‘He’d better be, or he might get shot in the back by an ork,’ Gesht said.
‘Like the last one did, you mean?’
Their last lieutenant had been the special kind of stupid that had almost got thirty of them killed when she marched them straight into an ork ambush despite Sergeant Drachan’s insistence that it was a trap. It had only been the honed reactions of the veterans, and Steeleye’s stone cold sniping, that had got them out of it alive. The lieutenant had been gunned down from behind by a lone ork on their way back to the base. No one ever found that ork, and platoon lore had it that perhaps its name had been Gesht, but of course no one could prove anything and in honesty no one much cared. As far as Cully was concerned that was all well and good.
The jungle did strange things to a man’s sense of right and wrong, and he had long since come to accept that.
‘Don’t know what you mean,’ Gesht said, and her voice was flat and emotionless.
Cully could have kicked himself for a fool for bringing it up.
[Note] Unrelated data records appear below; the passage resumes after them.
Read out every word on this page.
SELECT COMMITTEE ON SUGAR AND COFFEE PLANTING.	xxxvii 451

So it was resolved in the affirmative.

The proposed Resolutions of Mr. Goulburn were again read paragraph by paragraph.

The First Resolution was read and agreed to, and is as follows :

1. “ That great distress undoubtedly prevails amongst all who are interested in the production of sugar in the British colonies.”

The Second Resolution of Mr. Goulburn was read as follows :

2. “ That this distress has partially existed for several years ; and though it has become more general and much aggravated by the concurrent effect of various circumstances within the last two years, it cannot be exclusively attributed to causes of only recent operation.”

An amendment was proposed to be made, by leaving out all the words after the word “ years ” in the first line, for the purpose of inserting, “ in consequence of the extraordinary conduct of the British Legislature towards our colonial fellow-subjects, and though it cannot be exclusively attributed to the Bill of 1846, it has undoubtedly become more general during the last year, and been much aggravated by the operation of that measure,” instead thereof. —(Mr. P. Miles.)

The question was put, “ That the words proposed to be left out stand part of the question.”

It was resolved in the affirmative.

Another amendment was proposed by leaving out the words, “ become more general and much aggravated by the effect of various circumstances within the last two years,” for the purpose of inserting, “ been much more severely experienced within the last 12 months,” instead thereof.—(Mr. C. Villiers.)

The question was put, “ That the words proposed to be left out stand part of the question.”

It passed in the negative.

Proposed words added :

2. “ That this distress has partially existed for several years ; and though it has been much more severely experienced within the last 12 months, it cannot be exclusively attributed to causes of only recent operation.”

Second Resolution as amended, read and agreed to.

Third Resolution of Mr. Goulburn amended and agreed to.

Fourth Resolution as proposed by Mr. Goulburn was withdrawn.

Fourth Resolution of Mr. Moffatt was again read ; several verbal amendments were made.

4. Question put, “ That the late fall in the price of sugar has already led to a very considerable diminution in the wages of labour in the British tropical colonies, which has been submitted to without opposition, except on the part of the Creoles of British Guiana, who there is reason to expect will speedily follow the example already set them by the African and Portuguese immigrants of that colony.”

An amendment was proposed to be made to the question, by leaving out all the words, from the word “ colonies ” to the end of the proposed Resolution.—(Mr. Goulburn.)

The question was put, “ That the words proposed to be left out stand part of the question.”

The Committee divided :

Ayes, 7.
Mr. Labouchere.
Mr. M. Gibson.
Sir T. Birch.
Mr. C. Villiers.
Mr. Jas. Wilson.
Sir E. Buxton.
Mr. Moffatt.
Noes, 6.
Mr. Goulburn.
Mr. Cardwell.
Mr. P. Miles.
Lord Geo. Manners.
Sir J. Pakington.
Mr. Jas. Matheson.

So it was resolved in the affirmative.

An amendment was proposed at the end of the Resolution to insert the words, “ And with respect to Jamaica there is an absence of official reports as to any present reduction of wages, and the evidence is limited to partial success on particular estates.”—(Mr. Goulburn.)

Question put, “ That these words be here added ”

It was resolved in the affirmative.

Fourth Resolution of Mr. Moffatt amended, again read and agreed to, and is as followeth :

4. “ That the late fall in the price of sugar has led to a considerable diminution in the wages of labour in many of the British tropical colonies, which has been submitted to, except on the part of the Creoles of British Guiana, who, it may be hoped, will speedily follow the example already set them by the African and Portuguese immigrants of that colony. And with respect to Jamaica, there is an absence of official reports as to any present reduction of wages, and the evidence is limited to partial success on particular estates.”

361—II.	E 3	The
That had been before.
Before Drachan made the list.
Before Gesht lost her mind to grief.
‘Don’t mean anything,’ he assured her. ‘We’re good.’
‘We’re good,’ Gesht agreed, and the moment passed.
Cully remembered the day Steeleye had come and told him Drachan had made the list. He remembered going to Gesht’s tent with his illicit flask of sacra, to see how she was.
Deranged, that was how she had been. He had found her field-stripping her lasgun and anointing its few moving parts with her own blood as she recited the Emperor’s Litany of Vengeance over and over again. She’d had plenty of blood to work with, what with the mess she had made of her left arm.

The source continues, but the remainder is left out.